The repeated ballots took nearly six hours. Each candidate gave their own speech of submission to the will of the House, having each been nominated and seconded by Members in separate speeches. Martin was the front runner going into the ballot and was never in any danger of losing during the election, winning every ballot by at least 76 votes.

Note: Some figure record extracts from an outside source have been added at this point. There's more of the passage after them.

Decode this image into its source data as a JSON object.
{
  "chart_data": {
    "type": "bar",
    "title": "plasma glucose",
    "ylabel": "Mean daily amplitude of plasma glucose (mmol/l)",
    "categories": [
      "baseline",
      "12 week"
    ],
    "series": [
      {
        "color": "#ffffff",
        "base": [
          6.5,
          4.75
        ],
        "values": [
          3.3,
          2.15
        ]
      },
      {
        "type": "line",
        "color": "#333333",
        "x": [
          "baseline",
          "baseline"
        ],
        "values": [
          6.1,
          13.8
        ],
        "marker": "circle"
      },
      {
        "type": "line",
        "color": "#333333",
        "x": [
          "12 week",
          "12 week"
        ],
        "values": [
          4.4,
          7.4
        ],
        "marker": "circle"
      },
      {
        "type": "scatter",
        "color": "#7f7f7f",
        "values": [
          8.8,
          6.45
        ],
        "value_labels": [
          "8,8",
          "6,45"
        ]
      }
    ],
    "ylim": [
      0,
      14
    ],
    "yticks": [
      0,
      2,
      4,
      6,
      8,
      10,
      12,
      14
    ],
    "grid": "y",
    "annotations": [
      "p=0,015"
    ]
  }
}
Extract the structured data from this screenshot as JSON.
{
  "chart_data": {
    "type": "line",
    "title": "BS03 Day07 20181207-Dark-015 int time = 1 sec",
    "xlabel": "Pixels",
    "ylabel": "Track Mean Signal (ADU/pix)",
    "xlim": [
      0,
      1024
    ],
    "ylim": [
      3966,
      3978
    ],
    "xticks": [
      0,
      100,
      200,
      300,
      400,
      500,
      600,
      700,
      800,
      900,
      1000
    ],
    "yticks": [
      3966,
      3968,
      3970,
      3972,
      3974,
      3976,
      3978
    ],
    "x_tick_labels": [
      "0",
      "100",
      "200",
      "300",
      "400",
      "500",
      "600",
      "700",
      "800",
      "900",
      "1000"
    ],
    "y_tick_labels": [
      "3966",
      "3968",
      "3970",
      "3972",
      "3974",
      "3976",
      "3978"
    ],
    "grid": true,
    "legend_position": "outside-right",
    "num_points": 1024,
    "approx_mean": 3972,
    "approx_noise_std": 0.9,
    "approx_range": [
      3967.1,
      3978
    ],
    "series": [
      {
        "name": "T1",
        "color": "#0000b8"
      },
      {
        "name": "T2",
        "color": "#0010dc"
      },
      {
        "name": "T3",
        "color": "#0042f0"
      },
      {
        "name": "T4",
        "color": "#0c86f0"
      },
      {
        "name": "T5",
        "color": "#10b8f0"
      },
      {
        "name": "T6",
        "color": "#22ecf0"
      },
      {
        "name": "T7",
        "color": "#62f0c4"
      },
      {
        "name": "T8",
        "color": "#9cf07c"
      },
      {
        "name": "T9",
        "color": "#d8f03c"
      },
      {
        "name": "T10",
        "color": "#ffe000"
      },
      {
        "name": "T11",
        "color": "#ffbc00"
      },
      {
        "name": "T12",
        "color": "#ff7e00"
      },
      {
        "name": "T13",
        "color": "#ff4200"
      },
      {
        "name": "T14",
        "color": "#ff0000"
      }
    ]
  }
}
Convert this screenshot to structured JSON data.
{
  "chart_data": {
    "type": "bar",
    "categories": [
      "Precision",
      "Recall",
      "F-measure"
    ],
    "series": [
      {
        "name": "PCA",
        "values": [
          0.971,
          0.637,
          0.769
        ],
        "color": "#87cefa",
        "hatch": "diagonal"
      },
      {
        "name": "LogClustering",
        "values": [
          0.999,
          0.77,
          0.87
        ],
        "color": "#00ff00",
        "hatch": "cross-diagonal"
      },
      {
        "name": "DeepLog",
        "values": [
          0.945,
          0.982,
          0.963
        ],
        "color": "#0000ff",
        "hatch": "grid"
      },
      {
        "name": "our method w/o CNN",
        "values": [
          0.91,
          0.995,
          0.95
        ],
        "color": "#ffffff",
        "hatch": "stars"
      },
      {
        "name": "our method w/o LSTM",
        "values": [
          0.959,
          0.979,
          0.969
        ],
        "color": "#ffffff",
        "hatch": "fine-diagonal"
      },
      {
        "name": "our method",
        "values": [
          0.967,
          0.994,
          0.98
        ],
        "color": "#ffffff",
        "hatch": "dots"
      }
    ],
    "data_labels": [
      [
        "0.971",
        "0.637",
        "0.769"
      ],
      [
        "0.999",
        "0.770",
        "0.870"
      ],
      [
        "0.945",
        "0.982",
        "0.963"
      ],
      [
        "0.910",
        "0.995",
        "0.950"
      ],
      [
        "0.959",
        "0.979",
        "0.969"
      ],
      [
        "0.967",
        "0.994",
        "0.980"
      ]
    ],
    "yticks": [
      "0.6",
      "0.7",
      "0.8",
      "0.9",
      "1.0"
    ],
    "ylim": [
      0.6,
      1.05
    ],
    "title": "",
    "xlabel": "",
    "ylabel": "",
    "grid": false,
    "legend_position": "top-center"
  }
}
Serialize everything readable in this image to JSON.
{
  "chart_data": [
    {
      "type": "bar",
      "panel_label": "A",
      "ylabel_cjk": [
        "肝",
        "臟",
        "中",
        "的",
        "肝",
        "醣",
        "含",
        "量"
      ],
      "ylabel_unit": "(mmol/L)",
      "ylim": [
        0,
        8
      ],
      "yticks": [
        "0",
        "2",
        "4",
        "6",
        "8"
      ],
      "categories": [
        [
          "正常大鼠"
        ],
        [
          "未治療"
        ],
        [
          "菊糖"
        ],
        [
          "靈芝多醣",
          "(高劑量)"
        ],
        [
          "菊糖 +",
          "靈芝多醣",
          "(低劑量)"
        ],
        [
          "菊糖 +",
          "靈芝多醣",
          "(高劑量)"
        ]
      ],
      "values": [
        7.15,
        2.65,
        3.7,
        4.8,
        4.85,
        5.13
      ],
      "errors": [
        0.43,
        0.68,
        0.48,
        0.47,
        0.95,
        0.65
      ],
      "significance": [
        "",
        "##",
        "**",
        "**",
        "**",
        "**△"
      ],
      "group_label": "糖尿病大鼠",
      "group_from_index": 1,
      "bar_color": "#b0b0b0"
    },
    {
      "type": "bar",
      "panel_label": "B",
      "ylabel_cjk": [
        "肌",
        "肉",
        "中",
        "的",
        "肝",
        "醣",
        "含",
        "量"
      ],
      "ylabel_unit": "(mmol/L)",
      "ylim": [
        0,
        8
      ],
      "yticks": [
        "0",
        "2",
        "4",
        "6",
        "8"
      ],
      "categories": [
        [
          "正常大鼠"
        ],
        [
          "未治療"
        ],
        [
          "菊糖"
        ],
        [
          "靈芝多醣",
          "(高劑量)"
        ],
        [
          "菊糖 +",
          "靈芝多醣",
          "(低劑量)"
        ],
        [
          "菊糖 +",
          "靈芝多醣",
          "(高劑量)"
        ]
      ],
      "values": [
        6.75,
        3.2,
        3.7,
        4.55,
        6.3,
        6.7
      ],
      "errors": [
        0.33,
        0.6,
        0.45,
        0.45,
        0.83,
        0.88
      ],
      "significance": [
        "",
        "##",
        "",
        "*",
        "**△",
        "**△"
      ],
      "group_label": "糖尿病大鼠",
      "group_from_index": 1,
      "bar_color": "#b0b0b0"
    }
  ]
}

|Michael Martin: 345||Sir Alan Haselhurst: 140|
|Michael Martin: 409||Alan Beith: 83|
|Michael Martin: 341||Gwyneth Dunwoody: 170|
|Michael Martin: 317||Sir George Young: 241|
|Michael Martin: 381||Menzies Campbell: 98|
|Michael Martin: 257||David Clark: 192|
|Michael Martin: 340||Nicholas Winterton: 116|
|Michael Martin: 309||John Mcwilliam: 30|
|Michael Martin: 290||Michael Lord: 146|
|Michael Martin: 287||Sir Patrick Cormack: 130|
|Michael Martin: 282||Richard Shepherd: 136|
Once all Martin's opponents had been eliminated from the contest, the original motion that he be elected Speaker was met with some audible opposition. A division was therefore held, but the motion was approved by 370 votes to 8. Martin was thus conducted to the Chair by the MPs who had nominated and seconded him, Peter Snape and Ann Keen respectively.